A equipe de paramédicos estava a postos quando foi acionada. Muito bem treinados e cientes de suas responsabilidades, saíram prontos para atender a vítima. Estavam cansados, exaustos e com suas forças nas botinas encharcadas. A chuva estava fraca mas constante desde cedo. No final da tarde tudo o que você quer é descansar, um chocolate quente ou um copo de cachaça pra relaxar. Não uma última ocorrência desse tipo.
Na frente do prédio, assim que a ambulância chegou, o círculo de pessoas já estava formado. Mal se conseguia ver o que tinha acontecido, a não ser que se aproximasse bastante. O prédio era de esquina, e o trânsito (que já não estava grande coisa) estava sendo comprometido também pela aglomeração. Com ou sem guarda chuvas, não importava, as pessoas queriam ver.
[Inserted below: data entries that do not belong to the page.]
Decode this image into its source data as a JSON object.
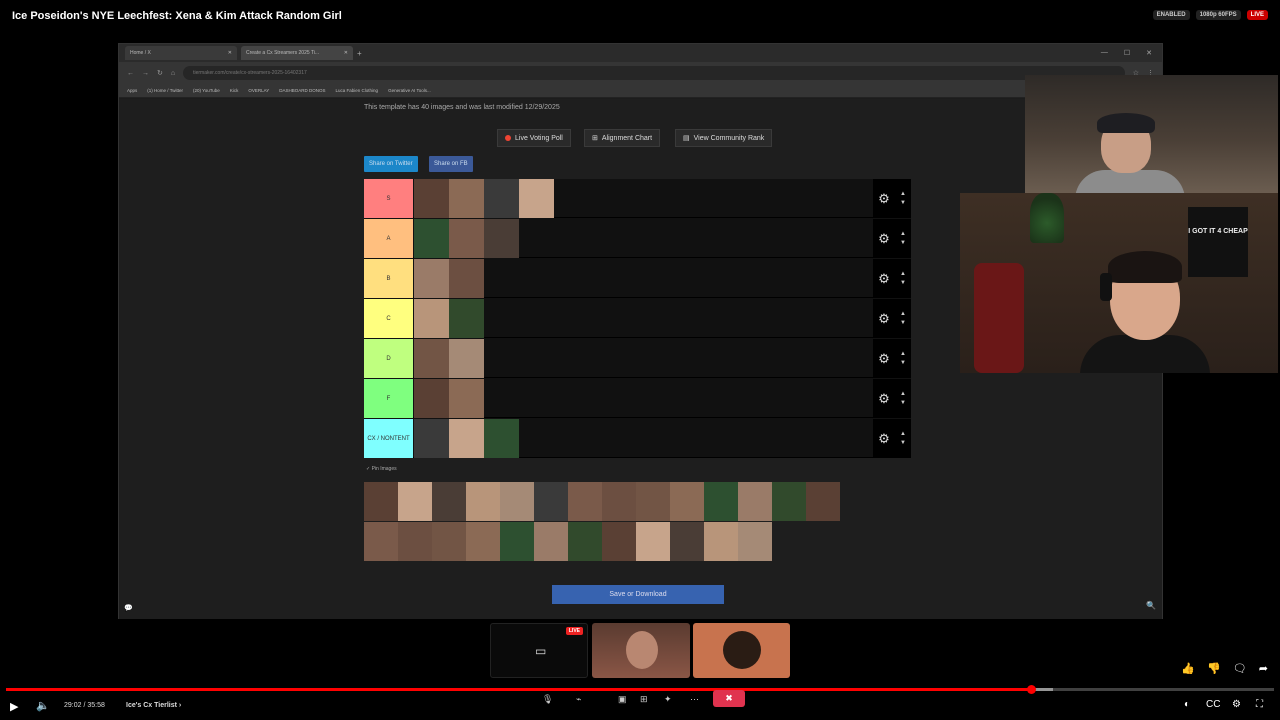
{
  "video": {
    "title": "Ice Poseidon's NYE Leechfest: Xena & Kim Attack Random Girl",
    "badges": [
      "ENABLED",
      "1080p 60FPS",
      "LIVE"
    ],
    "time": "29:02 / 35:58",
    "chapter": "Ice's Cx Tierlist",
    "progress_fraction": 0.808
  },
  "browser": {
    "tabs": [
      {
        "label": "Home / X"
      },
      {
        "label": "Create a Cx Streamers 2025 Ti..."
      }
    ],
    "url": "tiermaker.com/create/cx-streamers-2025-16402317",
    "bookmarks": [
      "Apps",
      "(1) Home / Twitter",
      "(20) YouTube",
      "Kick",
      "OVERLAY",
      "DASHBOARD DONOS",
      "Luca Fabien Clothing",
      "Generative AI Tools..."
    ]
  },
  "page": {
    "template_info": "This template has 40 images and was last modified 12/29/2025",
    "buttons": {
      "voting": "Live Voting Poll",
      "alignment": "Alignment Chart",
      "community": "View Community Rank"
    },
    "share": {
      "twitter": "Share on Twitter",
      "fb": "Share on FB"
    },
    "tiers": [
      {
        "label": "S",
        "color": "#ff7f7f",
        "count": 4
      },
      {
        "label": "A",
        "color": "#ffbf7f",
        "count": 3
      },
      {
        "label": "B",
        "color": "#ffdf7f",
        "count": 2
      },
      {
        "label": "C",
        "color": "#ffff7f",
        "count": 2
      },
      {
        "label": "D",
        "color": "#bfff7f",
        "count": 2
      },
      {
        "label": "F",
        "color": "#7fff7f",
        "count": 2
      },
      {
        "label": "CX / NONTENT",
        "color": "#7fffff",
        "count": 3
      }
    ],
    "pin_label": "Pin Images",
    "save_label": "Save or Download"
  },
  "shirt_text": "I GOT IT 4 CHEAP",
  "colors": {
    "accent_red": "#ff0000",
    "save_blue": "#3763b0",
    "twitter_blue": "#1c87c9",
    "fb_blue": "#3b5998"
  }
}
Abrindo caminho bem em frente à portaria, dois dos paramédicos da equipe conseguiram com muitos ‘com licenças’ ter acesso à cena: um corpo jazia na calçada molhada. As poças de sangue se misturavam com as de chuva e barro. As expressões dos curiosos em volta eram indefinidas. Iam de espanto a nojo, de duvida a reprovação.
Da portaria, o funcionário do turno tentava se fazer de indiferente ao mesmo tempo em que esticava o pescoço para tentar saber o que estava acontecendo. Àquela altura, boa parte do prédio de vários andares já se encontrava na janela, molhando suas cabeças na chuva calma, prontos para não perder o que acontecia para poder contar pros amigos depois. O porteiro não se agüentou e saiu na rua.
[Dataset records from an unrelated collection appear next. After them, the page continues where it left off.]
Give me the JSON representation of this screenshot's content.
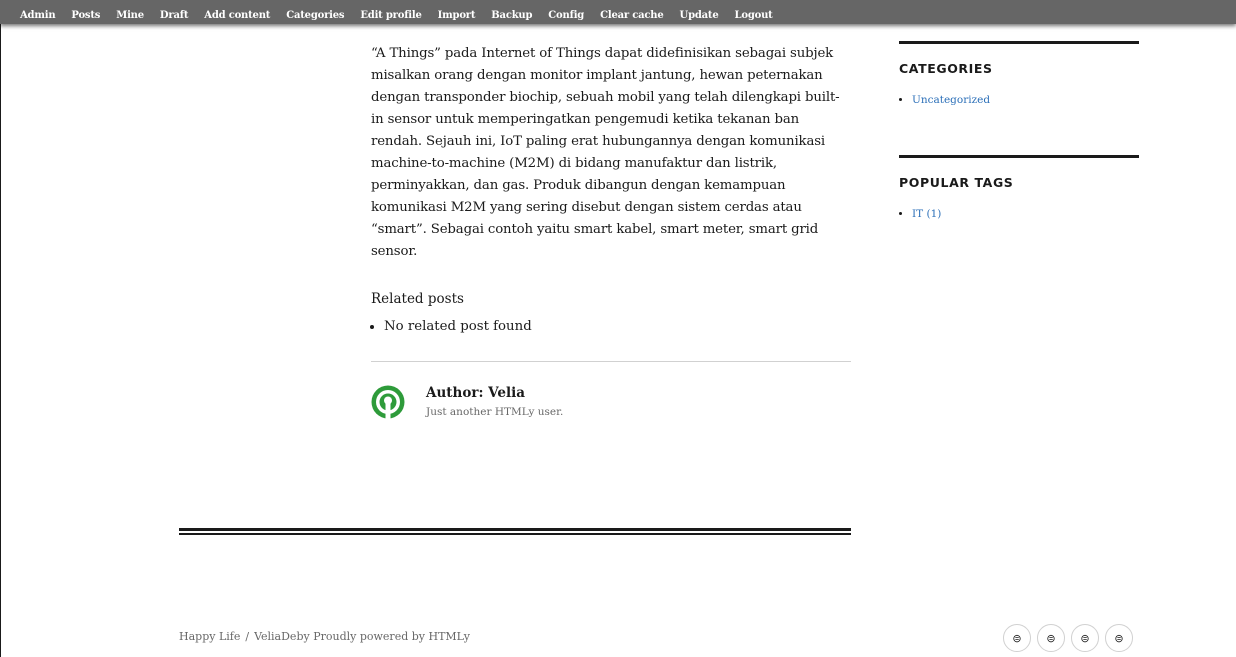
{
  "admin_bar": {
    "items": [
      "Admin",
      "Posts",
      "Mine",
      "Draft",
      "Add content",
      "Categories",
      "Edit profile",
      "Import",
      "Backup",
      "Config",
      "Clear cache",
      "Update",
      "Logout"
    ]
  },
  "article": {
    "body": "“A Things” pada Internet of Things dapat didefinisikan sebagai subjek misalkan orang dengan monitor implant jantung, hewan peternakan dengan transponder biochip, sebuah mobil yang telah dilengkapi built-in sensor untuk memperingatkan pengemudi ketika tekanan ban rendah. Sejauh ini, IoT paling erat hubungannya dengan komunikasi machine-to-machine (M2M) di bidang manufaktur dan listrik, perminyakkan, dan gas. Produk dibangun dengan kemampuan komunikasi M2M yang sering disebut dengan sistem cerdas atau “smart”. Sebagai contoh yaitu smart kabel, smart meter, smart grid sensor."
  },
  "related": {
    "title": "Related posts",
    "items": [
      "No related post found"
    ]
  },
  "author": {
    "name": "Author: Velia",
    "description": "Just another HTMLy user."
  },
  "sidebar": {
    "categories": {
      "title": "CATEGORIES",
      "items": [
        "Uncategorized"
      ]
    },
    "tags": {
      "title": "POPULAR TAGS",
      "items": [
        "IT (1)"
      ]
    }
  },
  "footer": {
    "site": "Happy Life",
    "separator": "/",
    "owner": "VeliaDeby",
    "powered": "Proudly powered by HTMLy"
  },
  "social": {
    "icons": [
      "social-icon",
      "social-icon",
      "social-icon",
      "social-icon"
    ],
    "glyph": "⊜"
  },
  "colors": {
    "admin_bar": "#666666",
    "link": "#2b6fb8",
    "avatar": "#2e9b3a"
  }
}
‘Ele morava aqui’ respondeu sem ser perguntado e logo virou autoridade na pequena roda. ‘Ele morava nesse prédio’ cochichavam as pessoas entre si. ‘ Morava no treze’, continuou ele, agora para sua audiência. O número pareceu espantar as pessoas… ‘No treze…’ cochicharam elas. ‘No apartamento treze?’, alguém perguntou. ‘Não, no andar treze’, ele respondeu explicativo.
‘O senhor conhecia esse rapaz?’, perguntou um dos médicos, já terminando os procedimentos de cobrir o corpo, para tristeza de alguns e alivio de outros, que por mais que mantivessem a expressão de nojo não se retiravam. ‘Sim, ele morava no treze’, o porteiro repetiu. ‘No treze…’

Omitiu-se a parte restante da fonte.